From Fire hydrators |
When setting up a croquet course, most people place the double wickets at either end of the field a scant two or three feet apart. The United States Croquet Association 9-Wicket Croquet Rules mandate a six foot spacing. Now, croquet is a fun game because you're out on the lawn, it's a pleasant summer evening, lightning bugs are coming out, you're joking around with your friends and smoking your pipes and drinking mint juleps, and it's fun to hit balls with mallets. In this case, the rules makes the game a little more fun, though; if the wickets at the turning stake are too close together, it's too easy to go through them, hit the turning stake, and then return through them, all in one turn. If the wickets are as far apart as the USCA suggests, it's easier for players to interfere with each other and knock someone's ball back into the pond, and that's what makes the game fun, on top of the lovely atmosphere.

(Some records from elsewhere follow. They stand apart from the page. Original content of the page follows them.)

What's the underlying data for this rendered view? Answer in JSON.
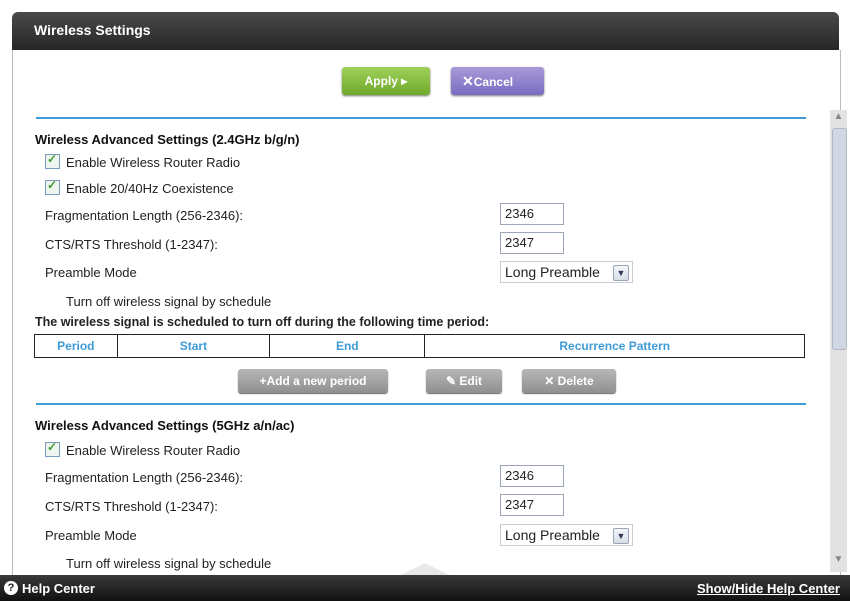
{
  "header": {
    "title": "Wireless Settings"
  },
  "toolbar": {
    "apply_label": "Apply ▸",
    "cancel_label": "Cancel"
  },
  "section24": {
    "title": "Wireless Advanced Settings (2.4GHz b/g/n)",
    "enable_radio_label": "Enable Wireless Router Radio",
    "enable_radio_checked": true,
    "coexistence_label": "Enable 20/40Hz Coexistence",
    "coexistence_checked": true,
    "frag_label": "Fragmentation Length (256-2346):",
    "frag_value": "2346",
    "cts_label": "CTS/RTS Threshold (1-2347):",
    "cts_value": "2347",
    "preamble_label": "Preamble Mode",
    "preamble_value": "Long Preamble",
    "schedule_off_label": "Turn off wireless signal by schedule",
    "schedule_note": "The wireless signal is scheduled to turn off during the following time period:",
    "table_headers": [
      "Period",
      "Start",
      "End",
      "Recurrence Pattern"
    ],
    "add_period_label": "+Add a new period",
    "edit_label": "Edit",
    "delete_label": "Delete"
  },
  "section5": {
    "title": "Wireless Advanced Settings (5GHz a/n/ac)",
    "enable_radio_label": "Enable Wireless Router Radio",
    "enable_radio_checked": true,
    "frag_label": "Fragmentation Length (256-2346):",
    "frag_value": "2346",
    "cts_label": "CTS/RTS Threshold (1-2347):",
    "cts_value": "2347",
    "preamble_label": "Preamble Mode",
    "preamble_value": "Long Preamble",
    "schedule_off_label": "Turn off wireless signal by schedule"
  },
  "footer": {
    "help_center": "Help Center",
    "show_hide": "Show/Hide Help Center"
  }
}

When Mom taught me how to play Monopoly, she put $500 on the center of the board; we'd add money to the pot when paying taxes or when assessed for property repairs. Whoever landed on Free Parking got the loot and another $500 was put in the center. This seems like a fun idea, it's fun to get a lot of money.
It ruined the game.
We'd go around the board and no one would go bankrupt, for hours and hours, because there was a constant infusion of cash into the economy. The bank ran out of money, so whoever was richest would make counterfeit $10,000 notes and deposit 20 $500 bills back in the bank as a stimulus package. With rules like that, Grandma Joyce* called the game Monotony.
We can pick the rules we want when we're children playing games, but adults appreciate good rules; I didn't care about the evil $500 on Free Parking house rule until I was a teenager. The weight of knowing God merits taking the rules seriously. Carl Sagan says, "Extraordinary claims require extraordinary evidence." "God exists" is the most extraordinary claim that could be made.

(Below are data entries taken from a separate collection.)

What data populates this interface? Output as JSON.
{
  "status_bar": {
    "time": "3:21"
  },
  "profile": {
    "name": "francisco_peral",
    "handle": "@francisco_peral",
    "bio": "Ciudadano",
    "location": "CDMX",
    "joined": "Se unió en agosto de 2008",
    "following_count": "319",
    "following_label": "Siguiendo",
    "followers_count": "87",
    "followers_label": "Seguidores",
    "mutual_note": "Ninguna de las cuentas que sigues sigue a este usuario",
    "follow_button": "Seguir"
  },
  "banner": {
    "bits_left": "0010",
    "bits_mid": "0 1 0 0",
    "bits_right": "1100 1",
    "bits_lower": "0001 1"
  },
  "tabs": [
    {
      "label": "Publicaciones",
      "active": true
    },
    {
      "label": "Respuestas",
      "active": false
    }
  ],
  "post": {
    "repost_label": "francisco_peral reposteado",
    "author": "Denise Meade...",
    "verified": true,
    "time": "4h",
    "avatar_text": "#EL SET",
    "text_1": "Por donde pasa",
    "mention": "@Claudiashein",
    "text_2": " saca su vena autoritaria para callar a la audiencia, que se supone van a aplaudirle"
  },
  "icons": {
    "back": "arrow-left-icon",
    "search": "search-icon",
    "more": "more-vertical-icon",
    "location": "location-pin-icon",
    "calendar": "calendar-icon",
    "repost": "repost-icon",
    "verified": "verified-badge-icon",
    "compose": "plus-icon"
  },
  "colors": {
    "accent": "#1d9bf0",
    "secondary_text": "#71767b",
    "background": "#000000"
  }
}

One cannot pose the question, "Does God exist?" as "If God were to exist, what would confirm that?" One must think in terms of "Is God the simplest explanation for reality as it is?"
I'm often asked by believing friends what it would take for me to believe. I normally say that witnessing an exorcism or an unexplainable phenomenon, say, an amputee regenerating a limb, would convince me. I say that because I want to be polite and give a straight answer. If I were to think I saw such a thing, though, I honestly don't know what impact that would have on me.
We know that people are prone to delusion, we tend to believe what we want to believe. People pull hoaxes. People misremember things. We're very frail.
To say that "God exists" is the simplest explanation for strange things is...would God be simpler than our feeblemindedness? Knowing God might well be an essentially impossible task. "Who then can be saved?"
I spent a long time in agonizing anxiety about my standing before God, because no matter how hard I tried, I couldn't make God feel real to me, I couldn't make myself believe. I always thought that the most important rule was "Believe in God." If I could get that one, I could relate to God, and if I couldn't, I'd be forsaken.
The idea that God is difficult to know can be either bitter or sweet. If God is worth knowing, he'd have to give us a lot of help in knowing him, or he'd have to not be terribly troubled by honest unbelief. Knowing, knowing if God exists and knowing facts about God, the rules of knowing are rigid, like the rules for Monopoly; if we relax these rules, conversation about God becomes circular and futile. However, if the sort of God we're looking for is gracious and loving, a good father, he would care more about us than the rules of knowing; actually knowing God would be more like playing Taboo.
Truly relating to God would be strikingly similar to cheating at croquet.
*Grandma Joyce is from Alabama. One time while visiting her, I was playing solitaire (with real playing cards, this was in the olden days). She asked me what I was doing. "I'm playing solitaire." She replied, "That looks like a rather solitary game! Hah!"